Legal experts argue that the fertility industry is largely unregulated and poses risks to patients.
But this industry poses risks that remain unregulated, argue law professor Steve Calandrillo and lawyer Chryssa Deliganis. The lack of regulation has led to a “wild West” mentality in fertility clinics, where “cash is king and informed consent is optional.” With minimal regulations and hefty price tags, IVF providers have little incentive to inform patients of risks, explain Calandrillo and Deliganis. They argue that the United States needs to improve its regulation of assisted reproductive technology.
Fertility clinics use assisted reproductive technology for fertility services. The most common procedures are traditional IVF and intracytoplasmic sperm injection (ICSI). Traditional IVF is a procedure in which a physician retrieves mature eggs from a patient’s ovaries, fertilizes the egg with sperm, and transfers the fertilized egg into a uterus. Many patients prefer IVF over earlier assisted reproduction techniques because IVF procedures are quicker and do not require invasive surgery.

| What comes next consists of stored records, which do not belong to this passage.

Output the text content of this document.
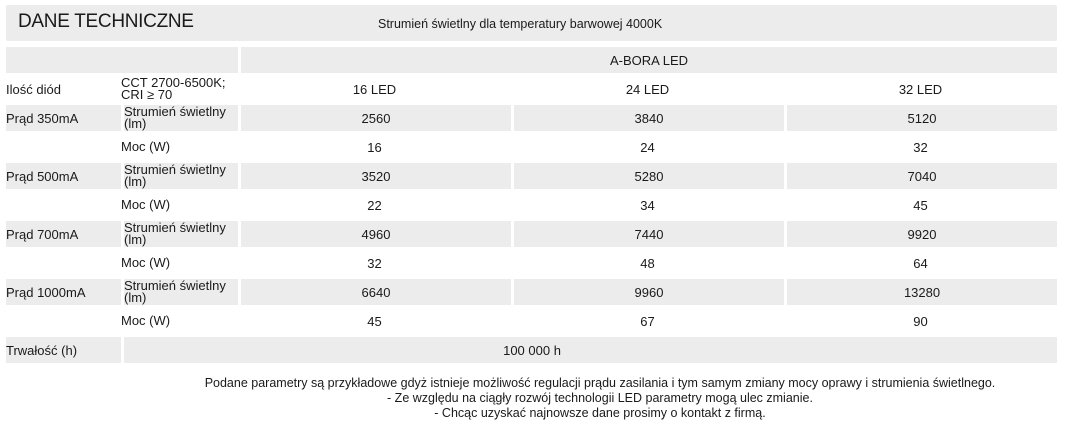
DANE TECHNICZNE	Strumień świetlny dla temperatury barwowej 4000K
		A-BORA LED		
Ilość diód	CCT 2700-6500K; CRI ≥ 70	16 LED	24 LED	32 LED
Prąd 350mA	Strumień świetlny (lm)	2560	3840	5120
	Moc (W)	16	24	32
Prąd 500mA	Strumień świetlny (lm)	3520	5280	7040
	Moc (W)	22	34	45
Prąd 700mA	Strumień świetlny (lm)	4960	7440	9920
	Moc (W)	32	48	64
Prąd 1000mA	Strumień świetlny (lm)	6640	9960	13280
	Moc (W)	45	67	90
Trwałość (h)	100 000 h			
Podane parametry są przykładowe gdyż istnieje możliwość regulacji prądu zasilania i tym samym zmiany mocy oprawy i strumienia świetlnego.
- Ze względu na ciągły rozwój technologii LED parametry mogą ulec zmianie.
- Chcąc uzyskać najnowsze dane prosimy o kontakt z firmą.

But because IVF only treats female infertility, researchers developed ICSI to address male infertility. The ICSI procedure isolates a single sperm and injects it directly into the egg. In 2011, ICSI accounted for 67 percent of all treatments that used assisted reproductive technology.
Calandrillo and Deliganis note the dangers of assisted reproduction that soon-to-be parents may not know. For example, before pursuing an IVF or ICSI option, patients commonly receive fertility drugs to stimulate ovulation. Ovulation drugs are associated with multiple gestation and multiple births: Over 30 percent of assisted reproductive procedures result in multiple-birth infants, the vast majority of which are twins. Parents are not necessarily aware that such multiple-birth pregnancies make pregnancy complications, preterm delivery, and health problems for the mother and children more likely. Moreover, these pregnancies cost significantly more than single child births.
Even single-child births using assisted reproductive technology pose risks, Calandrillo and Deliganis explain. For example, ICSI increases the chance of a child developing genetic conditions or health problems such as a congenital heart defect. Because of this danger, some experts urge that prospective parents should only use the ICSI procedure as a last resort.
Health care professionals do not always communicate these dangers to patients due to the limited state and federal regulation of the fertility industry, argue Calandrillo and Deliganis. Although some industry groups have instituted guidelines for fertility clinics, no mechanisms exist to enforce those guidelines. This absence allows clinics to self-regulate and operate in a free market.
Calandrillo and Deliganis explain that the federal government’s reluctance to fund research on embryonic and reproductive medicine has limited the oversight of the U.S. Department of Health and Human Services.
Other federal agencies limit their own control over assisted reproductive technology. The U.S. Food and Drug Administration avoids most direct oversight but recently regulated cloning and classification of devices used for assisted reproduction. The Centers for Disease Control and Prevention, which has the authority to regulate fertility clinics, catalogs laboratory certifications and pregnancy success rates. But the agency has yet to require clinics to report their advertising claims.
To a large extent, individual states have failed to fill these regulatory gaps. Although states such as Virginia require clinics to disclose success rates before performing treatments, they do not require clinics to disclose the health risks associated with ovulation drugs, IVF, or ICSI.
Rather than through government action, most regulation of assisted reproductive technology exists in professional guidelines published by the American Society for Reproductive Medicine. The Society suggests that industry standards, as opposed to “simple legal restrictions,” allow physicians to exercise their clinical judgment in particular cases. Some critics argue that government oversight of assisted reproductive technology could have negative effects such as interfering with the practice of medicine, increasing costs to patients, and politicizing the fertility process.
Calandrillo and Deliganis maintain that self-regulation is far from enough. Although these industry guidelines cover ethical issues, they do not impose any legal requirements on fertility clinics. The only “real avenue of enforcement,” is a subsidiary of the Society that certifies clinics and compiles data, Calandrillo and Deliganis argue. But clinics do not need certification to operate in the United States.
In contrast, other countries regulate assisted reproduction with a more aggressive approach. The most notable example is the United Kingdom, which Calandrillo and Deliganis suggest should be the model for regulation in the United States. The British government requires clinic licensure, oversees the storage of embryos, and mandates clinics to comply with a code of practice. Moreover, to decrease the likelihood of multiple births, the British government has a conservative approach to the number of embryos produced in IVF treatments.
According to Calandrillo and Deliganis, the U.S. government should encourage for-profit clinics to consider the risks associated with multiple pregnancies. Also, the industry should practice explicit disclosure and informed consent for patients, especially regarding the dangers of ICSI.
Calandrillo and Deliganis conclude that federal regulation and enforceable guidelines are necessary to mitigate health risks for fertility patients.